Breach of Court Order: D.C.A v A.E.C. 2022 ONSC 1002

Sunshiaa Aiteeneyas

December 20, 2023

This is an interesting case that demonstrates an effective use of Rule 1(8) of the Family Law Rules, where the court can order costs for violating a court order. The order explicitly stated that the parties should limit communications between each other, but the Respondent did exactly what was asked not to do in the court order by sending harassing emails and text messages to the other party. 

Here’s the facts of the case: 

D.C.A., the applicant father, and A.E.C. are the parents of E.A.C who was less than 3 years of age at the time. This is a high conflict case involving parenting and other issues. The court granted several temporary orders as a result of motions brought by each of the parties. 

The order provided that the father’s parenting time be supervised by the Children’s Aid Society of Hamilton or Thrive Counselling. Additional terms were imposed, namely: 

  1. All communications between the parties shall be through counsel or another third party agreed upon in advance in writing. The Applicant’s communications with counsel and any third party agreed upon for communication purposes shall be subject to the following terms and conditions: 
  2. His comments shall be strictly limited to issues pertaining to the child; 
  3. His messages shall be brief, informative, and courteous; and 
  4. Without limiting the generality of subparagraphs (a) and (b), he shall refrain absolutely from making derogatory comments about counsel, any agreed upon third party or the Respondent, and shall refrain from setting out personal opinions regarding their character. 
  5. In the event that the Applicant breaches the terms set out in paragraph 8, the Respondent may apply for an order for costs in connection with each breach pursuant to Rule 1(8)(a) of the Family Law Rules. 
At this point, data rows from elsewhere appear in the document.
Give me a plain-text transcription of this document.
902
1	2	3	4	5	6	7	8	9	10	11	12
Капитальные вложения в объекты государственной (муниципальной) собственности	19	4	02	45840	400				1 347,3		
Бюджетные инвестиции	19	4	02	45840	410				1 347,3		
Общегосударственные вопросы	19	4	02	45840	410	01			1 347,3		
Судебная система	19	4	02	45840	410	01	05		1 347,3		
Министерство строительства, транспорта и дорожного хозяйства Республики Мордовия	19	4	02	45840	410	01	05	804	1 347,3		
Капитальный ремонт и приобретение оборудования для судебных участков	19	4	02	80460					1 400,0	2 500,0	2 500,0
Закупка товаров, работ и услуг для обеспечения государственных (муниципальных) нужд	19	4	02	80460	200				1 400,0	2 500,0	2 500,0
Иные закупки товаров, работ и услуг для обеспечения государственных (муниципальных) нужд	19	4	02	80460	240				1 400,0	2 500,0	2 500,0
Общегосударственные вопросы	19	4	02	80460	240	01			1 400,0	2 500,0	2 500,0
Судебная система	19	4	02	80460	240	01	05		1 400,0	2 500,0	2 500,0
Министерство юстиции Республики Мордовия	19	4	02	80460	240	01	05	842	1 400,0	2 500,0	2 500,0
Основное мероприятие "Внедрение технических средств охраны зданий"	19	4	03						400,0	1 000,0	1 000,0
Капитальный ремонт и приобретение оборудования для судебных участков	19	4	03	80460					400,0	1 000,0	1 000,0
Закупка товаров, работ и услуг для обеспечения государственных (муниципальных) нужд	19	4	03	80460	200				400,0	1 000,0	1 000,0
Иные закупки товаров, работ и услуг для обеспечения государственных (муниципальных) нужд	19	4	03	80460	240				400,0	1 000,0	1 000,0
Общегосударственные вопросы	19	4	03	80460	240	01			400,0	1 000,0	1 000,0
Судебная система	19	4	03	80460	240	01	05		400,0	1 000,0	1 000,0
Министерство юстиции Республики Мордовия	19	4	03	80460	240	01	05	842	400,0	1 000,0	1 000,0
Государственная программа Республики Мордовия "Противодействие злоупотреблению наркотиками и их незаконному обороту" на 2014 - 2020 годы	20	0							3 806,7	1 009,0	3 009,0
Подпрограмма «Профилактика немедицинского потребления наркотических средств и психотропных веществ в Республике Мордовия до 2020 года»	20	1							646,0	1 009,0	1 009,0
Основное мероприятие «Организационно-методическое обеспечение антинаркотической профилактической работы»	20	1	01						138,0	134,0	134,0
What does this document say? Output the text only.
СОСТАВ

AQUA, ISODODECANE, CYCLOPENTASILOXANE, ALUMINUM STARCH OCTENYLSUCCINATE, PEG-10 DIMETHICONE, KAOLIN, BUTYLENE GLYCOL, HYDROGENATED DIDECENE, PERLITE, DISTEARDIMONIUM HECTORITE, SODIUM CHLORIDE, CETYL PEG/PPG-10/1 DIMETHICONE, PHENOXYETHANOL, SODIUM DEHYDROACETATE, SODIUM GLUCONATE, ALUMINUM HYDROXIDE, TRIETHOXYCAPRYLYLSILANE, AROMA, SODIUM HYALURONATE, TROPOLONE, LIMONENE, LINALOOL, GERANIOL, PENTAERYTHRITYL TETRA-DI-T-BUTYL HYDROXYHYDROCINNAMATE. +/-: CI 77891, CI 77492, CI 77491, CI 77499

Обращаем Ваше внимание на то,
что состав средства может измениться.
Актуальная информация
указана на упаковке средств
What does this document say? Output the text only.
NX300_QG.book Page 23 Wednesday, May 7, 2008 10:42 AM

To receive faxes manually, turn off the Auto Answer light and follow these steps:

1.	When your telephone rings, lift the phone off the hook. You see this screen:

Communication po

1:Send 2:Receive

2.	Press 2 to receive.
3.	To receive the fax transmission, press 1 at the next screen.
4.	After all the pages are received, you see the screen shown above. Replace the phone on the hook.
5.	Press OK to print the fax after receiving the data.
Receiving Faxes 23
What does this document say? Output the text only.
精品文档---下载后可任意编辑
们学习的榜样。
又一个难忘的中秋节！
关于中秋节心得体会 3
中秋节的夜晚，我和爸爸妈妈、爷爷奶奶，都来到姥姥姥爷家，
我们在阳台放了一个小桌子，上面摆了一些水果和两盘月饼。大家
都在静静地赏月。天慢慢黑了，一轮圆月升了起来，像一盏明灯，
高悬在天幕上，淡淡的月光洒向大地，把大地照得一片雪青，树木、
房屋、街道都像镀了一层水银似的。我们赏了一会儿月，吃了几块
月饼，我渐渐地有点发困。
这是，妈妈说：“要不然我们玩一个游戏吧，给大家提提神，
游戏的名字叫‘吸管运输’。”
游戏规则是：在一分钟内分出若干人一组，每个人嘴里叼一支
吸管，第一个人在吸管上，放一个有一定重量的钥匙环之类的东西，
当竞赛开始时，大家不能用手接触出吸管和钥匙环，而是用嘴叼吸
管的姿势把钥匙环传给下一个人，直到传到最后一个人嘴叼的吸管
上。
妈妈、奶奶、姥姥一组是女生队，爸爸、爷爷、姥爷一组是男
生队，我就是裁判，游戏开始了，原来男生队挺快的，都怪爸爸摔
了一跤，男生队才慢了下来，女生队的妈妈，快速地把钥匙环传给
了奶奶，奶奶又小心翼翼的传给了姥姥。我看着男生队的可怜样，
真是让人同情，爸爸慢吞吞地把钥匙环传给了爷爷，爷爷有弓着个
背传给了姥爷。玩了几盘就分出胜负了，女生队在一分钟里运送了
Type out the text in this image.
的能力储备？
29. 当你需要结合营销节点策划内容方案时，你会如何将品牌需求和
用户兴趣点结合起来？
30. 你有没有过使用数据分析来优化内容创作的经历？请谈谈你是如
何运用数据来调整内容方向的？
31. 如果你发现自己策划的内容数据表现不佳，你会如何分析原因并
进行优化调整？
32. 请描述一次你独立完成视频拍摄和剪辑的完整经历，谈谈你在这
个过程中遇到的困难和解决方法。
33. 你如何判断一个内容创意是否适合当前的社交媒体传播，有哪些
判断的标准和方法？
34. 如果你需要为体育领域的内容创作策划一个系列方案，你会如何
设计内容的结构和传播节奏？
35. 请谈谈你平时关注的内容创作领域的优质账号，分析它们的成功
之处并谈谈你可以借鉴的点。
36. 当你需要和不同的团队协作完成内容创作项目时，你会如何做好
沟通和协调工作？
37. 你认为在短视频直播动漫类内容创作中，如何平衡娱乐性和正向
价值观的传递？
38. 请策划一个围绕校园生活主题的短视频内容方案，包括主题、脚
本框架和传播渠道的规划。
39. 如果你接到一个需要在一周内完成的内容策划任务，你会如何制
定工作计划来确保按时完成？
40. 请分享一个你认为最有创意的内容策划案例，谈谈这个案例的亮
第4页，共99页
Within a few hours of Justice Chappel’s endorsement, the Applicant had sent an email that breached the terms of the order. By the time the motion was brought, the Applicant’s father had delivered twenty-five emails and text messages to the Respondent that directly violated the order. The court recognized the recurring theme of harassment and intimidation. The court held that the emails and text messages of D.C.A were in breach of paragraph 8 of the prior order in two respects: 

  1. Communicating with A.E.C. when he was directed to contact only experienced lawyer; and 
  2. Delivering communications that were derogatory, offensive, and threatening. 

What did the Court decide? 

Based on the circumstances and the Applicant’s conduct, the court felt it was necessary to impose a cost award to get the father’s attention. The Applicant’s father did not acknowledge his communications were improper, nor did he apologize or undertake to communicate in a respectful manner in the future. Costs were awarded in the fixed amount of $5,000.00 pursuant to Rule 1(8) of the Family Law Rules, and costs were awarded for the motion in the fixed amount of $500.00.